Is this even realistic? It is their money and their time, but are they wasting it? By their own admission, no actual mining is likely to occur for another decade. They have a plan, but it won’t be a reality for quite some time. What do you expect? It took James Cameron 12 years just to make a movie about mining in space; you can bet it won’t take any less time to actually do it. So for now, what sounds like science fiction is still science fiction.


  1. Did the author here do any research at all on the feasibility of this project? Anything? This isn’t investigative journalism. This is a disgrace.

    Here, let me help with your investigations a bit:

    That’s what the Caltech / JPL guys say we can do with existing and near-term tech. (UCSB can only wish it had that sort of talent.)
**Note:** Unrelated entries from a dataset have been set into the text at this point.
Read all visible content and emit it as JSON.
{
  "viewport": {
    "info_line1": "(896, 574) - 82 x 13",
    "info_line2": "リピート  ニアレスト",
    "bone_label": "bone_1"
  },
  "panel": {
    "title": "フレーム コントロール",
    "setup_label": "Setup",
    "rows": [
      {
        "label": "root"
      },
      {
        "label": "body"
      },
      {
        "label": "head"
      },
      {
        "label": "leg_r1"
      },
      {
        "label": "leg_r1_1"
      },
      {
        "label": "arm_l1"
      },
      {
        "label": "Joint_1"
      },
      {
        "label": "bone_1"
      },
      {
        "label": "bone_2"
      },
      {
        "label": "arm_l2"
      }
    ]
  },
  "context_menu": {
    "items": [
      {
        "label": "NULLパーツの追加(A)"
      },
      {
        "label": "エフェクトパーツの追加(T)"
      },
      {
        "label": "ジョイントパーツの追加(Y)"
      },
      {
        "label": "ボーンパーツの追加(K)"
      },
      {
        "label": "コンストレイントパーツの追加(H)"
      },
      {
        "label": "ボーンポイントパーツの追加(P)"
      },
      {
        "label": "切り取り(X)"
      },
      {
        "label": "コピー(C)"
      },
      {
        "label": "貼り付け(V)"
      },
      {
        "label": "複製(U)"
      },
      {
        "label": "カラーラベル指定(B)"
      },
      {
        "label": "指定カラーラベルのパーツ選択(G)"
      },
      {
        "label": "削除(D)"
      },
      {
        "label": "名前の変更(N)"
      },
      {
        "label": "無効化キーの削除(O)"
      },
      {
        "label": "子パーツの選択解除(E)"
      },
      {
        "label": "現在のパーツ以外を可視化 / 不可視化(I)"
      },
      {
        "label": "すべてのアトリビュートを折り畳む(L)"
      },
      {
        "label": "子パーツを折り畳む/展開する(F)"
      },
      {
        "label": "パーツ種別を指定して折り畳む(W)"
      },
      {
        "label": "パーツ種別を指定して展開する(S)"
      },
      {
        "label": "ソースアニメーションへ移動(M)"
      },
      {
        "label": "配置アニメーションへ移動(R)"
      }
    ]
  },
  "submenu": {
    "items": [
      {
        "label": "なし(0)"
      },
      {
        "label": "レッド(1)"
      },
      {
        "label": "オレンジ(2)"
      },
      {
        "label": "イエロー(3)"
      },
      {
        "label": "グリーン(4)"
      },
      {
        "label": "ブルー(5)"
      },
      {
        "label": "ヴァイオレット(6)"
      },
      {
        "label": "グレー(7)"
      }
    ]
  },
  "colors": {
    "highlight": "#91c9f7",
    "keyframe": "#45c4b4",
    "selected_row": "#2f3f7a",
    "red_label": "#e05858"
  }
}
    It also gives you a good place to start, talking about the sorts of asteroids we can find, what they’re made of, the sorts of asteroids we can haul, the amount of power you have available to you on one of these missions, the amount of money it costs to put this together (when the government is involved; note that it could be 10x cheaper in the private sector), that kind of thing.

    From there, you could determine (if you investigated some numbers from a power tools site) that a payload capable of mining an asteroid could have enough power to run as many as ten standard pieces of hand-held cement cutting equipment… more than enough to get you started on a mining operation on a rock no bigger than a school bus.

    It gets a lot less science-fictiony when you look at it that way, eh?

  2. Here are some arguments I made to the Financial Times when they dismissed this venture:


    FT’s Javier Blas erred in accepting Barclays’ analysis
    re asteroid mining. (“Asteroid Mining is for Space Cadets”, April 30)
    All the wealth on Earth will be worthless if a large asteroid hits
    (see Wikipedia re “Apophis” and “1999 RQ36″).
    Much of the technology needed by Planetary Resources will be
    developed by the US Air Force and NASA to deal with that threat.
    DOD’s $600 billion/year budget doesn’t have to yield a profit and
    Planetary Resources’ board includes former Air Force Chief of Staff
    Michael Moseley.

    Mass-producing copies of a modified product is vastly cheaper than developing
    an initial prototype. Moore’s Law will make intelligent robots much
    cheaper in the future and asteroid mining will give a major boost to
    Silicon Valley’s computer,electronics, robotics, software and
    communications companies –both as suppliers and as customers.

    To survive, Silicon Valley must break China’s monopoly on rare earths.
    A crash in rare metal prices will only hurt goldbugs and those who make
    useless baubles for the rich. In contrast it will trigger an explosion
    of advanced products that benefit the common citizen (e.g., medical diagnostics.)

    At one time aluminum cost twice the price for gold. When innovation
    made it cheap, it spawned the massive aviation industry: huge fleets of
    military bombers to win WWII and the Cold War, commercial airliners,
    Boeing, British Airways, FedEx etc. In 1980, would Barclays have advised against
    investing in Microsoft and Apple because plastic for slide rules was cheap?

    Re time for return, early investors earn money selling stakes to later
    investors as risk is reduced and value is created. ”
    PS Those interested in this subject should look at John Lewis’s book “Mining the Sky”.
    Lewis is on Planetary Resources’ board.

    Alternatively, we could just let the progress of the human race stagnate and die — the
    way it did in the Roman Empire, ancient Egypt, and Ming China.